Grease your hands and your counter-top generously with shortening. Turn marshmallow mixture onto counter and start kneading it like you would dough. Add more confectioners' sugar as needed and re-grease your hands the counter-top as needed.

If the marshmallow fondant is tearing easily, it is too dry; add water (about 1/2 tablespoon at a time) kneading until fondant forms a firm, smooth elastic ball that will stretch without tearing, about 8 minutes.

Whichever type of fondant you decide to use, soften it slightly in the microwave and then roll out a strip long enough to make a ridged ‘dragon back’ down the back of your dragon. Flatten the strip with your hands, and then use a knife to make a ridged pattern down the strip. Press it into the back of your dragon. Use small bits of fondant to make the dragons face and to add nails to its front legs if you’d like!
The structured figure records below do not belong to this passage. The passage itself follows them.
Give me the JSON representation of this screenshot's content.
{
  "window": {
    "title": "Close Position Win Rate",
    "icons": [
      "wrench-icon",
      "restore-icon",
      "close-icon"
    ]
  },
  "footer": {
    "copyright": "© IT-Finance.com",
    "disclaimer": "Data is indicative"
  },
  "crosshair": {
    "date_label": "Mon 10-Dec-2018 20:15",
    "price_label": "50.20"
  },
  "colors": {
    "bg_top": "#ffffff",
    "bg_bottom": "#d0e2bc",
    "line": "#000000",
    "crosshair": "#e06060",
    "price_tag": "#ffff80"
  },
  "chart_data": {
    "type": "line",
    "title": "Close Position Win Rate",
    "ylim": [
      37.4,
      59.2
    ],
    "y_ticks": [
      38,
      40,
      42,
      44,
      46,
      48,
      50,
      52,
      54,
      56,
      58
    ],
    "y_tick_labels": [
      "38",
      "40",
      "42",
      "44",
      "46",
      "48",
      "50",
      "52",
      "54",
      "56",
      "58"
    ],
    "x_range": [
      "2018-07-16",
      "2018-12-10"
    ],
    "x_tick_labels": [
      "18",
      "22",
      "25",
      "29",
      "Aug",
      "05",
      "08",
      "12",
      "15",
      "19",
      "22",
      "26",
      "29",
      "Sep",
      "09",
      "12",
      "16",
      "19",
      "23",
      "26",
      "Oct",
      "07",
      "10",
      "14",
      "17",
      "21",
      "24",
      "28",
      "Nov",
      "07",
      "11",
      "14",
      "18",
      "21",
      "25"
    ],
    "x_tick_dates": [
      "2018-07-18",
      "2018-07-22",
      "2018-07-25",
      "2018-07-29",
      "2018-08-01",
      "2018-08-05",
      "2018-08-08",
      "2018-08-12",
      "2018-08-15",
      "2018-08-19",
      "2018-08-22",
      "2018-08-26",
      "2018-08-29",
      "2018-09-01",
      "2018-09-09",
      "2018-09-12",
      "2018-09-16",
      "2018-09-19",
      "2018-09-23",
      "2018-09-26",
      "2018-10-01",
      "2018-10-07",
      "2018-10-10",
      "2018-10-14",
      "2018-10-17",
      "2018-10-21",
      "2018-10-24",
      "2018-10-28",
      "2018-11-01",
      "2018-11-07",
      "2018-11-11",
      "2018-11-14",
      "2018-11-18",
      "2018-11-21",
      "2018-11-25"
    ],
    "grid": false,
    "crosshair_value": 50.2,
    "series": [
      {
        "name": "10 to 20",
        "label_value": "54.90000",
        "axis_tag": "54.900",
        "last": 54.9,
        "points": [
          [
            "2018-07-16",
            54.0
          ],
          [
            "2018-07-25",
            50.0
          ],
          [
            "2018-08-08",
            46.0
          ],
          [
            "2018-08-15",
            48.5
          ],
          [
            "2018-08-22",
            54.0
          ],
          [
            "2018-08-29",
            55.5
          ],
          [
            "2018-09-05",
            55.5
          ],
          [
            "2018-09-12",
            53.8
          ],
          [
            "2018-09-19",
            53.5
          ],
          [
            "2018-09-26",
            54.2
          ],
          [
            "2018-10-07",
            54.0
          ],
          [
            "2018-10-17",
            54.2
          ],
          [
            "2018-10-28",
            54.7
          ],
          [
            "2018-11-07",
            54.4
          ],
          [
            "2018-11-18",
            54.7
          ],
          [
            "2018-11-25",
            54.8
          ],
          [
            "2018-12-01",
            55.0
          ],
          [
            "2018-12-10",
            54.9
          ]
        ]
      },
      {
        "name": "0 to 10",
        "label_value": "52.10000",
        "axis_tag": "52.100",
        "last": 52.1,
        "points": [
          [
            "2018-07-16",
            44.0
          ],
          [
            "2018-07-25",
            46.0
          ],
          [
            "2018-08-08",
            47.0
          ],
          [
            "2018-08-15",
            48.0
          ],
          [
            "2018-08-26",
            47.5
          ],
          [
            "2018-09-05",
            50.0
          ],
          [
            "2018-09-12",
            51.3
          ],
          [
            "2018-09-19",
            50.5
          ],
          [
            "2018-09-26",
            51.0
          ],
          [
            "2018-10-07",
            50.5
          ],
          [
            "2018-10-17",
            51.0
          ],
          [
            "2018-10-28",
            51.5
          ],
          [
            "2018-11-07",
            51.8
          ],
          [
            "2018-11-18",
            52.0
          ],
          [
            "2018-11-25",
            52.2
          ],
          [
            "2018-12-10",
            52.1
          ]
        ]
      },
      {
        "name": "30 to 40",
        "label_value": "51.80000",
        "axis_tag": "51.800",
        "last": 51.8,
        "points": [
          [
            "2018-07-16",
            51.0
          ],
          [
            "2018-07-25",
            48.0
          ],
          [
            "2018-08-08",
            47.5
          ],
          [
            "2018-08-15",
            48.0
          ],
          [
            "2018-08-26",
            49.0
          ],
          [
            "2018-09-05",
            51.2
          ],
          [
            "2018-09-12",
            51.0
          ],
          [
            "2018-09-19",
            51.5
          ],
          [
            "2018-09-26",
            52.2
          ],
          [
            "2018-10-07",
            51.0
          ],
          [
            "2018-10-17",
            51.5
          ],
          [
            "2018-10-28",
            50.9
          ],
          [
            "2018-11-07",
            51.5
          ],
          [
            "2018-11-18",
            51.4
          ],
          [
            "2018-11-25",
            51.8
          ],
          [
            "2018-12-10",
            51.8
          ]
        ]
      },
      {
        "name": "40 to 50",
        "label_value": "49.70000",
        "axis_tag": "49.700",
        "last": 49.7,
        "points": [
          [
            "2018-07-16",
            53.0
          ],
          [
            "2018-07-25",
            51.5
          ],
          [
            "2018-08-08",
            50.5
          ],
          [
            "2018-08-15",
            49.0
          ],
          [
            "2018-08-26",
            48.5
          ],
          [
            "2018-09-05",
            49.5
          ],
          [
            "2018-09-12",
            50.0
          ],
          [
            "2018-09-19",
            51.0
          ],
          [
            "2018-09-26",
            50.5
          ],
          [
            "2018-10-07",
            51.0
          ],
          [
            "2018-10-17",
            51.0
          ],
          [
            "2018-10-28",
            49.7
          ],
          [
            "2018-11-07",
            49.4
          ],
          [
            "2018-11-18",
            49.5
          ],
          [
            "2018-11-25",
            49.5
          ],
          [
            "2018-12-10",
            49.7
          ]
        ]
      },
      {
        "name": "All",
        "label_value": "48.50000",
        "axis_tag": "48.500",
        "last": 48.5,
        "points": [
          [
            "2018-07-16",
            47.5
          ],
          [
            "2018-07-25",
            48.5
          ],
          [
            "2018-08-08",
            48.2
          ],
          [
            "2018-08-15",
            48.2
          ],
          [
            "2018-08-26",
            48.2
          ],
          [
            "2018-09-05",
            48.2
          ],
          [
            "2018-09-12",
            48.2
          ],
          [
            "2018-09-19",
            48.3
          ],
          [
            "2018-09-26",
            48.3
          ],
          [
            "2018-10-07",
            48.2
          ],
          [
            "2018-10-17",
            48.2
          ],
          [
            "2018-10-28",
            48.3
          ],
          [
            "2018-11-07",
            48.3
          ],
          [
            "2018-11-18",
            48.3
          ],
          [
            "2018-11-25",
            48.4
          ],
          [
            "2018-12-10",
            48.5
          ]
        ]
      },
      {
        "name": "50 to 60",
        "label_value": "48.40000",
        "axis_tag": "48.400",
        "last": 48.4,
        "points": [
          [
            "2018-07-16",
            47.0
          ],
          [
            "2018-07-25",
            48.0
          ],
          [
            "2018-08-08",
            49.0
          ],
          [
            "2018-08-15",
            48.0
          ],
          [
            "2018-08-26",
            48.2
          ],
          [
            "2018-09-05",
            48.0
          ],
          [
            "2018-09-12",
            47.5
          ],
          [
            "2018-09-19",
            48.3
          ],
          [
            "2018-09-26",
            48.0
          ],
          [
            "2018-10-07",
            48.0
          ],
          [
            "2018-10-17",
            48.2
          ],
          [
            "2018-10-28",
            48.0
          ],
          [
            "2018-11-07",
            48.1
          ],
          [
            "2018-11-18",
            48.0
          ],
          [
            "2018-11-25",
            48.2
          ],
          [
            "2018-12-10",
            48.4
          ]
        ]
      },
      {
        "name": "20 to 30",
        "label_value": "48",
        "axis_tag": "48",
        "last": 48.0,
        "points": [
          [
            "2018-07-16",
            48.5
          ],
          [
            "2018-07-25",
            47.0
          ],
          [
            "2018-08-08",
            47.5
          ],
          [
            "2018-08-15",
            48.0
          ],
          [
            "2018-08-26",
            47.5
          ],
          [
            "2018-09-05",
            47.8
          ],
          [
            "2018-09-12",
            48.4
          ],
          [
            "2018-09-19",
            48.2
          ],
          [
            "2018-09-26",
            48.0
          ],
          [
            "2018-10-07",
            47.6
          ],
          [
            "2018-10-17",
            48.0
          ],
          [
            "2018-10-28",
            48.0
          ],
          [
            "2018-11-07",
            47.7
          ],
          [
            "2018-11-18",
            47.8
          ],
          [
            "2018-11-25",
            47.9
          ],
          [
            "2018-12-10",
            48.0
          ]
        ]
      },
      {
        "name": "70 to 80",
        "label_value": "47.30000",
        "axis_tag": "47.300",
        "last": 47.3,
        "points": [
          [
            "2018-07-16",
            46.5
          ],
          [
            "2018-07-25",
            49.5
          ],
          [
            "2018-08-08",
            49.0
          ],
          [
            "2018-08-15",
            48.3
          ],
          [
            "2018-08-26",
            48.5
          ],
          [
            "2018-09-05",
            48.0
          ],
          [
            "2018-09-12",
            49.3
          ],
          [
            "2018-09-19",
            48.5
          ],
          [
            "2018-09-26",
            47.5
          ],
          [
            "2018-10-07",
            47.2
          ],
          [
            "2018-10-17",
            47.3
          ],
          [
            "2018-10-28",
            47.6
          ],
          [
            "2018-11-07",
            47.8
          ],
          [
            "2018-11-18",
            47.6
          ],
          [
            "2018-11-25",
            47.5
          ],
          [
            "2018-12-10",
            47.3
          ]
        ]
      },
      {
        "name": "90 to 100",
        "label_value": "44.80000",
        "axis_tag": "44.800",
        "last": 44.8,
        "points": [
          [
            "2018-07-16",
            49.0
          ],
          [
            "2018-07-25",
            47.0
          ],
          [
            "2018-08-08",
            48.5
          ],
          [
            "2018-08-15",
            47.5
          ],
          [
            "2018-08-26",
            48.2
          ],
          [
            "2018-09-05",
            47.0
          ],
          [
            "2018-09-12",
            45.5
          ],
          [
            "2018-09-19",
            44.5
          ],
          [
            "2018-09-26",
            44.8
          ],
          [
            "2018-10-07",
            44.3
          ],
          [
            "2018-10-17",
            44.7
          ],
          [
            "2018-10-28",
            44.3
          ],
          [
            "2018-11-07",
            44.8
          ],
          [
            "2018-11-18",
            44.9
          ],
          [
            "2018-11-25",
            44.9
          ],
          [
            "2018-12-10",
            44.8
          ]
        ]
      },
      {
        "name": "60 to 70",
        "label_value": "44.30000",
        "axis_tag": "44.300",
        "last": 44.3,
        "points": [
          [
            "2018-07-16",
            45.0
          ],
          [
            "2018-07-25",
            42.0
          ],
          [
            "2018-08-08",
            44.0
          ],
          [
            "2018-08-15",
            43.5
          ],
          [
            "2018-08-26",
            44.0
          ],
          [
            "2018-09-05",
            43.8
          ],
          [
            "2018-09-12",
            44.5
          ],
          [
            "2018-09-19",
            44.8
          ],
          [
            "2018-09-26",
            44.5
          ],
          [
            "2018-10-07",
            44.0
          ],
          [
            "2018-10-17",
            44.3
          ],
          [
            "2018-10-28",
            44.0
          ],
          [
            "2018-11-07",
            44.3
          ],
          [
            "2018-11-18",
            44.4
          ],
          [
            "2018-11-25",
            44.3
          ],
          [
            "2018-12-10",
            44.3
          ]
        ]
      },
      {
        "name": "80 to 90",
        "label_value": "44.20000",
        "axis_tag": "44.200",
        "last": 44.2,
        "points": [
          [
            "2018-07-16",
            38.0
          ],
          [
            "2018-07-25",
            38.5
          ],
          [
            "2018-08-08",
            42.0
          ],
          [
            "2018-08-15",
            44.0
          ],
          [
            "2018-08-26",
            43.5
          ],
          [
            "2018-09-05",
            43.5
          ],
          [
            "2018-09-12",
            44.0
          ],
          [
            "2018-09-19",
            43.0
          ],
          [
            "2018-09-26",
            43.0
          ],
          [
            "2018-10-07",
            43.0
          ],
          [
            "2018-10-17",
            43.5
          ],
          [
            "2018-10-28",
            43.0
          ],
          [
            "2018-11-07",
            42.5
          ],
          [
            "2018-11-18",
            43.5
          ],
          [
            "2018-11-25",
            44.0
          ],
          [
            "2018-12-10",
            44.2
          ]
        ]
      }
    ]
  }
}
I also used large nonpareil sprinkles to add some orange spots on my dragon.

ALL dragons hoard treasure, so I found some gold, silver, and pearlized sprinkles and added these around the dragon on top of the cake – to make it look like the dragon was sitting on top of a pile of treasure. 

I happened across some foam craft leaves and orange pipe cleaners at my local craft store when I went there for sprinkles – I thought those looked cooler than the wings I’d been planning to cut from printer paper, but either option would work.

This wasn’t the fastest or easiest cake I’ve ever put together…but LOOK at the face at the end of the video! 110% worth it!!